Ülkemiz, coğrafyamız ateş çemberi içindeyken milli birliğimiz ve bağımsızlığımız en öncelikli hassasiyetimizdir. El ele, gönül gönüle vererek daha çok çalışarak maddi-manevi kalkınmayı gerçekleştirmeliyiz. Muhtaç olduğumuz sevgi, saygı, hoşgörü, dayanışma ve daha güçlü Türkiye, daha mutlu huzurlu Türk milleti hedefine herkesi her kesimi dâhil etmektir.

Her zorluğu sabırla, büyük bir fedakârlık, sevgi örneğiyle aşan değerli meslektaşlarımıza en içten selam sevgi saygı ve teşekkürlerimizi sunuyoruz.

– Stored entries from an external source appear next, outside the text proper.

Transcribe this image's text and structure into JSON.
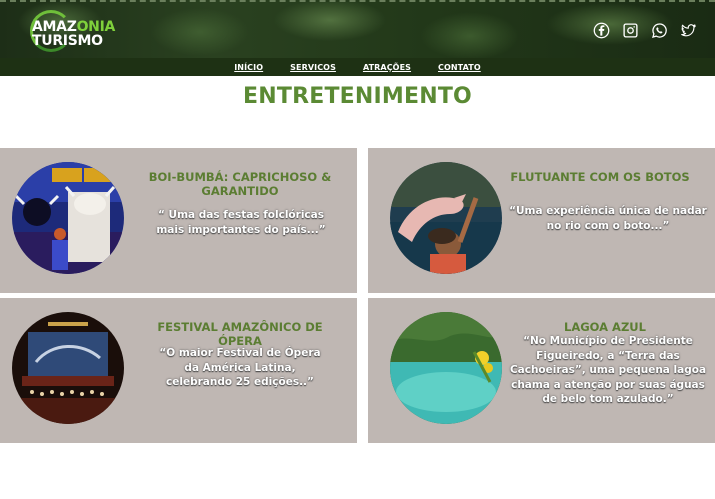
{
  "brand": {
    "line1_a": "AMAZ",
    "line1_b": "ONIA",
    "line2": "TURISMO"
  },
  "social_icons": [
    "facebook-icon",
    "instagram-icon",
    "whatsapp-icon",
    "twitter-icon"
  ],
  "nav": {
    "items": [
      "INÍCIO",
      "SERVICOS",
      "ATRAÇÕES",
      "CONTATO"
    ]
  },
  "page": {
    "title": "ENTRETENIMENTO"
  },
  "cards": [
    {
      "title": "BOI-BUMBÁ: CAPRICHOSO & GARANTIDO",
      "description": "“ Uma das festas folclóricas mais importantes do país...”"
    },
    {
      "title": "FLUTUANTE COM OS BOTOS",
      "description": "“Uma experiência única de nadar no rio com o boto...”"
    },
    {
      "title": "FESTIVAL AMAZÔNICO DE ÓPERA",
      "description": "“O maior Festival de Ópera da América Latina, celebrando 25 edições..”"
    },
    {
      "title": "LAGOA AZUL",
      "description": "“No Município de Presidente Figueiredo, a “Terra das Cachoeiras”, uma pequena lagoa chama a atenção por suas águas de belo tom azulado.”"
    }
  ],
  "colors": {
    "accent_green": "#5b8a34",
    "card_bg": "#bfb7b3",
    "nav_bg": "#1e3114"
  }
}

İhraç edilen ve açığa alınan değerli meslektaşlarımızın bir an önce öğrencilerine ve mesai arkadaşlarına kavuşmalarını bekliyoruz. Kaybedecek hiçbir vatan evladımız yoktur. Adaletin daha fazla gecikmeden tecelli edeceğine inanıyoruz. Her meslekte olduğu gibi eğitim camiamızda da aileler, yakınları her açıdan perişan olmuş durumdadır. Devlete millete karşı suç işlemiş olan sorumlular bulunup masumlar daha fazla ızdırap çekmemelidir.15 Temmuz tüm yönleriyle aydınlatılmalıdır.

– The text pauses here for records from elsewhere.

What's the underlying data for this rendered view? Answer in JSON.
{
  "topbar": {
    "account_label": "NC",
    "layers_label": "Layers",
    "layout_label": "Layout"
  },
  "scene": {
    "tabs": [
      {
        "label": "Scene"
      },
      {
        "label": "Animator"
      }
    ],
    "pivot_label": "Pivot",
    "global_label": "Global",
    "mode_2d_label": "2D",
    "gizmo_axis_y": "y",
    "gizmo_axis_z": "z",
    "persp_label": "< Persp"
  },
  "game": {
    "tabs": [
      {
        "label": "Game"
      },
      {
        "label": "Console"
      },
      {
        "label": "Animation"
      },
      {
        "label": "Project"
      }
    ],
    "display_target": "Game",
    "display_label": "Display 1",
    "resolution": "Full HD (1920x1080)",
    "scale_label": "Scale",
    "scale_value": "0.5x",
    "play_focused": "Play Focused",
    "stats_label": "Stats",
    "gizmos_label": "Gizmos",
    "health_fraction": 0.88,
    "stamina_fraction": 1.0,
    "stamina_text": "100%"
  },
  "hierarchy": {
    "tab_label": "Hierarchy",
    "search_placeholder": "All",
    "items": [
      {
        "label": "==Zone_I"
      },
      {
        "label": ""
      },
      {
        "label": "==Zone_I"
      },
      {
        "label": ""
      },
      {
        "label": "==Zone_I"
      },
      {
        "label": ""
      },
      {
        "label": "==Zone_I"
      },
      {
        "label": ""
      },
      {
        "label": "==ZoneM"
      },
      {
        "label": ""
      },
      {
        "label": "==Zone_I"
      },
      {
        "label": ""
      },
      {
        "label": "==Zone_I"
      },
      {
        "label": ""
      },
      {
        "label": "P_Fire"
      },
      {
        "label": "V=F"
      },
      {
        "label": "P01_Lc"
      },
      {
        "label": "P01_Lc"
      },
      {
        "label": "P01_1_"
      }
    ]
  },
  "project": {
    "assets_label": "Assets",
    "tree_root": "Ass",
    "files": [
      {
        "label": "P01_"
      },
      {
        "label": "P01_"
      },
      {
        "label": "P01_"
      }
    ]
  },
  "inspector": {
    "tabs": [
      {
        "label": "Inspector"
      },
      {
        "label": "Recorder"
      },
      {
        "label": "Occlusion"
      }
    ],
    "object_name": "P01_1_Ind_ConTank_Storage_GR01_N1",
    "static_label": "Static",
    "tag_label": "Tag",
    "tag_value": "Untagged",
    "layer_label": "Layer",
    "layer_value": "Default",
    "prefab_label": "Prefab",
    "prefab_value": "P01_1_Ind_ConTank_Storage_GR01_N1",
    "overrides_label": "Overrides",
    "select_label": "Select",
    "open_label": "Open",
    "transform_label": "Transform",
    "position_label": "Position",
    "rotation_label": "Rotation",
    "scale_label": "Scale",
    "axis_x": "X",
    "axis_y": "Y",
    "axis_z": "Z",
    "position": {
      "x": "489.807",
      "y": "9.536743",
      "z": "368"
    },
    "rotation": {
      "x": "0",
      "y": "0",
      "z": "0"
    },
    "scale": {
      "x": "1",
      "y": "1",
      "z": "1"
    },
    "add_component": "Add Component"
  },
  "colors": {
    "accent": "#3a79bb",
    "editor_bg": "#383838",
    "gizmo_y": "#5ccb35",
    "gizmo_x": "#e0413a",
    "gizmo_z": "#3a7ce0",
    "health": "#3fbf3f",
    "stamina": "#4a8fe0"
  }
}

Diğer illerde benzer iddia ve gerekçelerle açığa alınanlar görevlerine döndü. Doğu-Güneydoğu’da binlerce göreve iade varken, Karaman’da her ne hikmetse iki elin parmağını geçmez sayıdaki iadeyi asla kabul etmiyoruz.

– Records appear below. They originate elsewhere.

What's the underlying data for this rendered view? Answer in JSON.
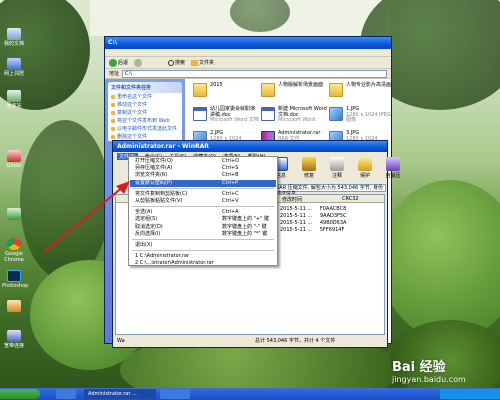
{
  "desktop": {
    "icons": [
      {
        "label": "我的文档",
        "icon": "documents-icon"
      },
      {
        "label": "网上邻居",
        "icon": "network-icon"
      },
      {
        "label": "回收站",
        "icon": "recycle-bin-icon"
      },
      {
        "label": "Ghost",
        "icon": "ghost-icon"
      },
      {
        "label": "",
        "icon": "app-icon"
      },
      {
        "label": "Google Chrome",
        "icon": "chrome-icon"
      },
      {
        "label": "Photoshop",
        "icon": "photoshop-icon"
      },
      {
        "label": "",
        "icon": "app-icon"
      },
      {
        "label": "宽带连接",
        "icon": "broadband-icon"
      }
    ]
  },
  "explorer": {
    "title": "C:\\",
    "back_label": "后退",
    "search_label": "搜索",
    "folders_label": "文件夹",
    "address_label": "地址",
    "address_value": "C:\\",
    "left_panel": {
      "header": "文件和文件夹任务",
      "tasks": [
        "重命名这个文件",
        "移动这个文件",
        "复制这个文件",
        "将这个文件发布到 Web",
        "以电子邮件形式发送此文件",
        "删除这个文件"
      ]
    },
    "files": [
      {
        "name": "2015",
        "sub": "",
        "type": "folder"
      },
      {
        "name": "人物版解析场景画面",
        "sub": "",
        "type": "folder"
      },
      {
        "name": "人物专业影片高清画",
        "sub": "",
        "type": "folder"
      },
      {
        "name": "幼儿园家委会就职演讲稿.doc",
        "sub": "Microsoft Word 文档",
        "type": "doc"
      },
      {
        "name": "新建 Microsoft Word 文档.doc",
        "sub": "Microsoft Word",
        "type": "doc"
      },
      {
        "name": "1.JPG",
        "sub": "1280 x 1024 JPEG 图像",
        "type": "img"
      },
      {
        "name": "2.JPG",
        "sub": "1280 x 1024",
        "type": "img"
      },
      {
        "name": "Administrator.rar",
        "sub": "RAR 文件",
        "type": "rar"
      },
      {
        "name": "3.JPG",
        "sub": "1280 x 1024",
        "type": "img"
      }
    ]
  },
  "winrar": {
    "title": "Administrator.rar - WinRAR",
    "menu": [
      "文件(F)",
      "命令(C)",
      "工具(S)",
      "收藏夹(O)",
      "选项(N)",
      "帮助(H)"
    ],
    "tools": [
      {
        "label": "信息",
        "icon": "info-icon"
      },
      {
        "label": "修复",
        "icon": "repair-icon"
      },
      {
        "label": "注释",
        "icon": "comment-icon"
      },
      {
        "label": "保护",
        "icon": "protect-icon"
      },
      {
        "label": "自解压",
        "icon": "sfx-icon"
      }
    ],
    "address_value": "RAR 压缩文件, 解包大小为 543,046 字节, 身份验证信息",
    "header": {
      "crc": "CRC32",
      "modified": "修改时间"
    },
    "rows": [
      {
        "date": "2015-5-11 ...",
        "crc": "F0AACBC8"
      },
      {
        "date": "2015-5-11 ...",
        "crc": "9AAD3F5C"
      },
      {
        "date": "2015-5-11 ...",
        "crc": "49B0D63A"
      },
      {
        "date": "2015-5-11 ...",
        "crc": "5FF6914F"
      }
    ],
    "status_left": "Wa",
    "status_right": "总计 543,046 字节，共计 4 个文件"
  },
  "file_menu": {
    "items": [
      {
        "label": "打开压缩文件(O)",
        "shortcut": "Ctrl+O"
      },
      {
        "label": "另存压缩文件(A)",
        "shortcut": "Ctrl+S"
      },
      {
        "label": "浏览文件夹(R)",
        "shortcut": "Ctrl+B"
      },
      {
        "label": "设置默认密码(P)",
        "shortcut": "Ctrl+P"
      },
      {
        "label": "将文件复制到剪贴板(C)",
        "shortcut": "Ctrl+C"
      },
      {
        "label": "从剪贴板粘贴文件(V)",
        "shortcut": "Ctrl+V"
      },
      {
        "label": "全选(A)",
        "shortcut": "Ctrl+A"
      },
      {
        "label": "选定组(S)",
        "shortcut": "数字键盘上的 \"+\" 键"
      },
      {
        "label": "取消选定(D)",
        "shortcut": "数字键盘上的 \"-\" 键"
      },
      {
        "label": "反向选择(I)",
        "shortcut": "数字键盘上的 \"*\" 键"
      },
      {
        "label": "退出(X)",
        "shortcut": ""
      },
      {
        "label": "1  C:\\Administrator.rar",
        "shortcut": ""
      },
      {
        "label": "2  C:\\...istrator\\Administrator.rar",
        "shortcut": ""
      }
    ],
    "highlighted_index": 3
  },
  "taskbar": {
    "start_label": "",
    "buttons": [
      "",
      "Administrator.rar ...",
      ""
    ]
  },
  "watermark": {
    "logo": "Bai 经验",
    "url": "jingyan.baidu.com"
  },
  "colors": {
    "arrow": "#d62020",
    "highlight": "#316ac5",
    "xp_blue": "#0a58d6"
  }
}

Eğitim-öğretim hizmetlerinde memur, hizmetli, şef vb. gibi en önemli görevi ifa eden çalışanlarımızın görevde yükselme, terfi, eğitim-öğretim ödeneği, sınavlarda görev alma ve ek gösterge gibi taleplerimiz hala gerçekleşmedi.

Toplu sözleşmede altına imza atan ama hayata geçirilmeyen 21 maddenin Türk Eğitim-Sen yargıya taşıdık. Yetkili sendika şahsi iş ve işlemlerinin ısrarlı takipçisi iken, eğitim camiasını ilgilendiren ana meselelerde suskun, pasif ve vurdumduymaz tavrını kamuoyunun takdirine bırakıyorum.

Eğitim camiası mensuplarımızın maddi kayıpları gün geçtikçe artmaktadır.

Ülkemize ve Karaman’ımıza bol bereketli bir yağışlı aydan sonra tatile girecek sevgili öğrencilerimize ve eğitim camiamıza iyi tatiller diliyoruz.’’ dedi.